What does this mean? Like a cult that abstains from using AI tech, a la the Amish, or Richard Stallman not using Javascript-enabled websites? Or a cult that prays for the end of AI? Or a QAnon type thing that makes irrational, unsupported assertions about AI already having taken control in institutions?

@RobinGreen any of these

what do you mean, LessWrong clearly exists

@CodeSolder

Me:

Make the case that lesswrong qualifies as a cult.

GPT-4

While the term "cult" is often used to describe religious groups with extreme beliefs and manipulative practices, it can also be applied to non-religious groups that exhibit certain characteristics. It is important to note that the term can be controversial, and not everyone may agree with the following assessment. However, one could argue that the online rationality community LessWrong qualifies as a cult based on the following points:

Charismatic leader: LessWrong has a central figure, Eliezer Yudkowsky, who is considered an intellectual authority and has a dedicated following. His influence on the community has led to the development of a specific jargon and worldview that can be difficult for outsiders to penetrate.

Exclusivity and elitism: LessWrong members often view themselves as part of an elite group of rational thinkers, which can lead to an "us vs. them" mentality. This exclusivity can create an environment where members feel superior to those outside the community and view dissenting opinions with suspicion.
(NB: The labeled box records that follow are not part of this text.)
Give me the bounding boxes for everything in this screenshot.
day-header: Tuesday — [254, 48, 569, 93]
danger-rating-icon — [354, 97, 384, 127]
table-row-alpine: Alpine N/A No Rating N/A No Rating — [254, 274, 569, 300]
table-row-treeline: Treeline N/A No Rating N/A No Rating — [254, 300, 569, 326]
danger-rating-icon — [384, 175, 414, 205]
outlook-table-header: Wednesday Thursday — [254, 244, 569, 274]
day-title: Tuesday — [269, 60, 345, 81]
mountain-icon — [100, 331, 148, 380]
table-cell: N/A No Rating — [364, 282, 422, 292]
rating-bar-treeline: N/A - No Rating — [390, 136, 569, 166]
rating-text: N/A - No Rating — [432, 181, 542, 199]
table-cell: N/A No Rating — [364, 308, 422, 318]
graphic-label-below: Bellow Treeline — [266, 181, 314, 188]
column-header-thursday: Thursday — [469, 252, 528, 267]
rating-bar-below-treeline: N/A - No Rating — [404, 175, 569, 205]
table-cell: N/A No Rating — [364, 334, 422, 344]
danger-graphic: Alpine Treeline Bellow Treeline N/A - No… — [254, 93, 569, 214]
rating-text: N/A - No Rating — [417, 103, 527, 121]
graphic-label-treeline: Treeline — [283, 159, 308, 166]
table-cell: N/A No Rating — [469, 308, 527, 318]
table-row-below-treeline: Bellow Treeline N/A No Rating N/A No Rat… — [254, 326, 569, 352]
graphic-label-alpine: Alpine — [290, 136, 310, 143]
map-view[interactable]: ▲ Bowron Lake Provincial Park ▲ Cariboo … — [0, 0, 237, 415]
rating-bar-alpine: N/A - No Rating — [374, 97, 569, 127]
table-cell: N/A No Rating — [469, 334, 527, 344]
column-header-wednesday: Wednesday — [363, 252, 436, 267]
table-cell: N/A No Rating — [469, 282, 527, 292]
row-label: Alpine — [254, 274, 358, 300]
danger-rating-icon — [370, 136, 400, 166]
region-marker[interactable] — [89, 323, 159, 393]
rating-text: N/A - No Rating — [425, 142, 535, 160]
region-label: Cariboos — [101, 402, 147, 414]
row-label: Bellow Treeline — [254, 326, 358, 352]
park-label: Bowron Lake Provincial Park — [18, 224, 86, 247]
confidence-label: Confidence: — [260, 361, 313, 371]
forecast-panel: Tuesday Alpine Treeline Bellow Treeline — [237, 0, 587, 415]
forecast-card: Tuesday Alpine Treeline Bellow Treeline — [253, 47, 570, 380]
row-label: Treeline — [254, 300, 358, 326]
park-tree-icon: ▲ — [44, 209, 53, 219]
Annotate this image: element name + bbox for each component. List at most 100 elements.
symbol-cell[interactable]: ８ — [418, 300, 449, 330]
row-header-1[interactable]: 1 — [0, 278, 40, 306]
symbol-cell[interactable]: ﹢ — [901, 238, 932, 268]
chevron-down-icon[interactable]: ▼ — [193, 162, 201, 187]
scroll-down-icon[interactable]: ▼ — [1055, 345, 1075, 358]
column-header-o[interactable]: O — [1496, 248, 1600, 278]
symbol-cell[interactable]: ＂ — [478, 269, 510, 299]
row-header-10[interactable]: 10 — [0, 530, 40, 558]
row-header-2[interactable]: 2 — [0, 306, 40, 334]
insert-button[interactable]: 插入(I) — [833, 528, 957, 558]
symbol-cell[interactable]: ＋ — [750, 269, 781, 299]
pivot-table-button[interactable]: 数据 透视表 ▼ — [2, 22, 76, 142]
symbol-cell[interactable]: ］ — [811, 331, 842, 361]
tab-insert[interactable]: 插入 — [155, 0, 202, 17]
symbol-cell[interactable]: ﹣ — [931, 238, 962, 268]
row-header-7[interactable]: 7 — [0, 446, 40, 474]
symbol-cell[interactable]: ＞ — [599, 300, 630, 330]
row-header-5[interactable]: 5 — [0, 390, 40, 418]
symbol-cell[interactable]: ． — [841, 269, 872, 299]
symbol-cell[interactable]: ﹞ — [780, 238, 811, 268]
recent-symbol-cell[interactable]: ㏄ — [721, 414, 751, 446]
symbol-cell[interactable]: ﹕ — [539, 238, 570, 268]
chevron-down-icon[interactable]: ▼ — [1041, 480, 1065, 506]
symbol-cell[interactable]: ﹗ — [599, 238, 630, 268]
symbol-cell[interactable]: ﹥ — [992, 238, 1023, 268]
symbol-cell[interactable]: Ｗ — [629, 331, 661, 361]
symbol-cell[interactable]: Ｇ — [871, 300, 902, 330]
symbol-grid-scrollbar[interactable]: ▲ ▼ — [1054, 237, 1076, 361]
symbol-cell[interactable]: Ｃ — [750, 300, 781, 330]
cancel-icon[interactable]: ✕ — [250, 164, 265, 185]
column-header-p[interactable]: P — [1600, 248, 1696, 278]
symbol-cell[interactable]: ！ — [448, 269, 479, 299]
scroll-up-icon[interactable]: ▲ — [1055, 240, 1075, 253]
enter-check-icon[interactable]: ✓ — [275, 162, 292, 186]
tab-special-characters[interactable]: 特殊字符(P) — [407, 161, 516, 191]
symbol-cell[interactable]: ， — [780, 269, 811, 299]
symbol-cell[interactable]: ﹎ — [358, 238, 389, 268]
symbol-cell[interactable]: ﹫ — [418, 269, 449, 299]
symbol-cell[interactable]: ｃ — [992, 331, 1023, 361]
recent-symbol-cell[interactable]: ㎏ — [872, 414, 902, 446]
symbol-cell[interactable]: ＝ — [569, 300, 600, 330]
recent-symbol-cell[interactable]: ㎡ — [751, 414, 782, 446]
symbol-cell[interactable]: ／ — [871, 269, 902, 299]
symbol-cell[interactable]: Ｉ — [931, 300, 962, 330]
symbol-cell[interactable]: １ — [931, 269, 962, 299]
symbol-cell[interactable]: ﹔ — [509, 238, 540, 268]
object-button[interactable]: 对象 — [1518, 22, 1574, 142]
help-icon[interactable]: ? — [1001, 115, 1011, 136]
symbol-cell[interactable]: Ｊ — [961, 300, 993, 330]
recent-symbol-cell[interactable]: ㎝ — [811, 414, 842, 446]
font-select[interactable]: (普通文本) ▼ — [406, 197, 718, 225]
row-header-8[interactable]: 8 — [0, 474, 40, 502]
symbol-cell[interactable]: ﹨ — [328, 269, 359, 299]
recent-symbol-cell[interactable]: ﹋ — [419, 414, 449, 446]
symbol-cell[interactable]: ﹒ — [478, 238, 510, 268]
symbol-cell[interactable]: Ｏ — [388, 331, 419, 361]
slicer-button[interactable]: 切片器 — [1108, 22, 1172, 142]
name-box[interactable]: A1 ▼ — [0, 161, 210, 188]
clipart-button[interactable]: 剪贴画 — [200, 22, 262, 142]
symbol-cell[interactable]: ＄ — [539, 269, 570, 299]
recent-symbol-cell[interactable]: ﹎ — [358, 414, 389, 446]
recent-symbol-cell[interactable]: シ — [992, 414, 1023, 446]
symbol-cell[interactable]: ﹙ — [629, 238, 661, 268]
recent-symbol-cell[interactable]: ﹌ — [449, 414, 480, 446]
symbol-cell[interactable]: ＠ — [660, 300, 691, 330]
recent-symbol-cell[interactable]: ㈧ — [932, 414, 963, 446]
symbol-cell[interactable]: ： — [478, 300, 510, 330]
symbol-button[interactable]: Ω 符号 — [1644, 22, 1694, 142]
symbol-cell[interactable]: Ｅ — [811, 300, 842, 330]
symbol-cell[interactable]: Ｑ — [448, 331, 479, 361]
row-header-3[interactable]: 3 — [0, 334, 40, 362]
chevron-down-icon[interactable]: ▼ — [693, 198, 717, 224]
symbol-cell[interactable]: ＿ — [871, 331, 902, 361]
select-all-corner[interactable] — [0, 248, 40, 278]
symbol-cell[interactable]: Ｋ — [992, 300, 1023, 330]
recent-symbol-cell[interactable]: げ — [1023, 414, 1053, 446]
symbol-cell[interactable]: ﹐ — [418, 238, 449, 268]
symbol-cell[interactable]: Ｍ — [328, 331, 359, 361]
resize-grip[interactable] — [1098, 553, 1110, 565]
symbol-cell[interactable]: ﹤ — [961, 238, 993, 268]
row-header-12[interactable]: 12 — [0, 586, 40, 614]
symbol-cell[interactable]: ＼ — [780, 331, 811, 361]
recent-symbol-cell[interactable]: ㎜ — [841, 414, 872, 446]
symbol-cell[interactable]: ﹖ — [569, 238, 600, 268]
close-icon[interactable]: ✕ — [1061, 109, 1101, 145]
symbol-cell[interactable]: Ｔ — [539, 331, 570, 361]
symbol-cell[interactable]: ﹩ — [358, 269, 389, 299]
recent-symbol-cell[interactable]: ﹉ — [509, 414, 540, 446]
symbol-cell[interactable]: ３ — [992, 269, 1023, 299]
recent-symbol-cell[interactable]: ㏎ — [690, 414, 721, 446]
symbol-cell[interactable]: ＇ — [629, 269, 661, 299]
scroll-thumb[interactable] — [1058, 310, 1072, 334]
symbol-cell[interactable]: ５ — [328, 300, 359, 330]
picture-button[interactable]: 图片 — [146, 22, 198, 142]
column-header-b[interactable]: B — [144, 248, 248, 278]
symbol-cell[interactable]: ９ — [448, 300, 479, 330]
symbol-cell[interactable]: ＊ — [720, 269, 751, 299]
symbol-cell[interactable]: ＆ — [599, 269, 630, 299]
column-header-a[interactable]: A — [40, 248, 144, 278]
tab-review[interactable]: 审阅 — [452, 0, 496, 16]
Ideological indoctrination: The LessWrong community has a strong focus on a specific set of ideas and beliefs, such as Bayesian reasoning, artificial intelligence, and effective altruism. These ideas are often presented as absolute truths, and members are encouraged to internalize them as part of their identity.
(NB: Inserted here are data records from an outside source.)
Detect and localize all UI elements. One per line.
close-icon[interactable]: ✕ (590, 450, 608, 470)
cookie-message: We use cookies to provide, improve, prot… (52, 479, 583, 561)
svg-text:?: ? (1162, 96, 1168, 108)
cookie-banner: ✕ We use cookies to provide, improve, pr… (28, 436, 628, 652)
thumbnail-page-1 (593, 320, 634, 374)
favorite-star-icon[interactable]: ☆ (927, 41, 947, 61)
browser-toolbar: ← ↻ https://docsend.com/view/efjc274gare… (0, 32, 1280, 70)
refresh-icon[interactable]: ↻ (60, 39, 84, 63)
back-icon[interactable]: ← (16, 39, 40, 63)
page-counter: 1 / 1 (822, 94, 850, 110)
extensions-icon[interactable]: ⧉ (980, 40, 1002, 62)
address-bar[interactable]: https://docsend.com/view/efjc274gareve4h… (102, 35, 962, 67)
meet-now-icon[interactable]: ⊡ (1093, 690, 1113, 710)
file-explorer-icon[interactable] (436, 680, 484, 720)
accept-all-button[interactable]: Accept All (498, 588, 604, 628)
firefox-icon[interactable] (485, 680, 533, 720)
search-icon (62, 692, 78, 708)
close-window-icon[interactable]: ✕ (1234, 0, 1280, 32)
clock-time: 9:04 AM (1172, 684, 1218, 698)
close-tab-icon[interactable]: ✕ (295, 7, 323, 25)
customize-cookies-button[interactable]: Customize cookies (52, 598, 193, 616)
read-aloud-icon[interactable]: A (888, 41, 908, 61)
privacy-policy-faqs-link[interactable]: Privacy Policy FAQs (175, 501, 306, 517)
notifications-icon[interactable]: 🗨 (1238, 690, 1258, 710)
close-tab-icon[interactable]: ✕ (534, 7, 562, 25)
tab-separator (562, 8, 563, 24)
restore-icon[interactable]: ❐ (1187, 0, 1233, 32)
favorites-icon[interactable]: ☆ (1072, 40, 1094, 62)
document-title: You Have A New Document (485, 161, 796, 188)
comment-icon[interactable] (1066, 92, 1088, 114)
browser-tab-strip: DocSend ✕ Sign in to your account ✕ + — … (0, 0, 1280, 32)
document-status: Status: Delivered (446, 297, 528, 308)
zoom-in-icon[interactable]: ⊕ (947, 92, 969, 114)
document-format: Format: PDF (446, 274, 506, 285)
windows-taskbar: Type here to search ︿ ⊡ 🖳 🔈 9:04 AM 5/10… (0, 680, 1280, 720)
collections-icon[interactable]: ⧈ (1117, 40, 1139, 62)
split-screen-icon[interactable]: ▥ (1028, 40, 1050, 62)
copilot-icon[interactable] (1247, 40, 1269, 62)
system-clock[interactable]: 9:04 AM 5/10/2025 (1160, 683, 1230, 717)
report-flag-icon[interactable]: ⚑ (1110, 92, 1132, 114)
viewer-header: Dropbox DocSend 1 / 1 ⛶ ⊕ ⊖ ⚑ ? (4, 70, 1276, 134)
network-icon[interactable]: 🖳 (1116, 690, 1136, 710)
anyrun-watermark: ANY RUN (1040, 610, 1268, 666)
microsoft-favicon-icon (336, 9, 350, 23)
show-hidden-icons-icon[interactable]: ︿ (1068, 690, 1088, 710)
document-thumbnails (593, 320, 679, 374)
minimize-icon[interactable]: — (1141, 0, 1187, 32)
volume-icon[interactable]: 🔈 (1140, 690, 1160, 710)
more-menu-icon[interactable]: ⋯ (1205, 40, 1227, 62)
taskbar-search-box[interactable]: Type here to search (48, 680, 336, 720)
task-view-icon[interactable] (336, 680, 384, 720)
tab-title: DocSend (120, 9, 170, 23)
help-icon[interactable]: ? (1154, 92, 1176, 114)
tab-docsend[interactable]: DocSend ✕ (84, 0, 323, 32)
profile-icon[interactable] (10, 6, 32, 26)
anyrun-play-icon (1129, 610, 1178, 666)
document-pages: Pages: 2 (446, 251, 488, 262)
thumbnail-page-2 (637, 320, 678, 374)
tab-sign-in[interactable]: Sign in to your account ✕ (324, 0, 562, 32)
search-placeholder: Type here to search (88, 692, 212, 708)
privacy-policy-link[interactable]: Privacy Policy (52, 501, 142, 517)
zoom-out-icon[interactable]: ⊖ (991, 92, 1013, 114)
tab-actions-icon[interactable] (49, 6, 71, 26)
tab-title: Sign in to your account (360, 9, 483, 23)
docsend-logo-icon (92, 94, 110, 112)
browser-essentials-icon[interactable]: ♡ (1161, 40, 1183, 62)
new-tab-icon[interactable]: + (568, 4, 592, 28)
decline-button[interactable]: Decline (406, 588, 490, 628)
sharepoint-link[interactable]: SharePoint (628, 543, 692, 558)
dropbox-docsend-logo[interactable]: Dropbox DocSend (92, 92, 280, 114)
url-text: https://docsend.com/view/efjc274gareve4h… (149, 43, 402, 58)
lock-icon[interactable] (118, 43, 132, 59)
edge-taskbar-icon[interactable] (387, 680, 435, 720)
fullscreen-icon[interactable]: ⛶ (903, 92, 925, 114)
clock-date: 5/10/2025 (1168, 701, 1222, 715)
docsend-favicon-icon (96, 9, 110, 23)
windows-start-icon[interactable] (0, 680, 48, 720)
Social isolation: Members of the LessWrong community often interact primarily with other like-minded individuals, which can lead to social isolation from those outside the group. This insular environment can reinforce the group's beliefs and practices, making it difficult for members to question or critically evaluate the group's ideas.
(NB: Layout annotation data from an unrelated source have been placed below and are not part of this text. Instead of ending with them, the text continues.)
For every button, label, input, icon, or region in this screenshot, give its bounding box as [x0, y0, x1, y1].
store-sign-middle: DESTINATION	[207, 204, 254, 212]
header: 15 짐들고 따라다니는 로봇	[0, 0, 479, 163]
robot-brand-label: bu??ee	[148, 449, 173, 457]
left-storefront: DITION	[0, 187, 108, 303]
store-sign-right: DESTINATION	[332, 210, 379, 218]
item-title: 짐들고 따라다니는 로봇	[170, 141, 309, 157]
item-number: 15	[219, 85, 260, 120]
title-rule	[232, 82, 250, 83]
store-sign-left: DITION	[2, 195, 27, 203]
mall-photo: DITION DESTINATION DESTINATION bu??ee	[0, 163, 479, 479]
Control of information: The LessWrong community has a strong focus on rationality and skepticism, which can create an environment where dissenting opinions are dismissed as irrational or misguided. This can lead to a controlled flow of information, where members are only exposed to ideas that support the group's core beliefs.

High demand for commitment: The LessWrong community often demands a high level of commitment from its members, such as attending workshops, participating in online discussions, and adopting specific behaviors and practices. This can make it difficult for members to disengage from the group, even if they begin to question its teachings.

It is important to note that these points are merely an argument for considering LessWrong as a cult and do not necessarily represent an absolute truth. Additionally, these characteristics can vary in degree and may not be present in every member's experience within the community.

LW is obviously not a cult any more than "the trans movement" or "Christianity" or "the government" or "4chan" are cults. In general I have a hard time believing that these sorts of "anyone who disagrees with me is brainwashed" takes are made in good faith, but if there are any serious questions about this, I'm happy to elaborate further.

@IsaacKing my comment was intended to be an obvious joke, sorry if it wasn't

@CodeSolder Ah, apologies. I probably should have picked up on that from context.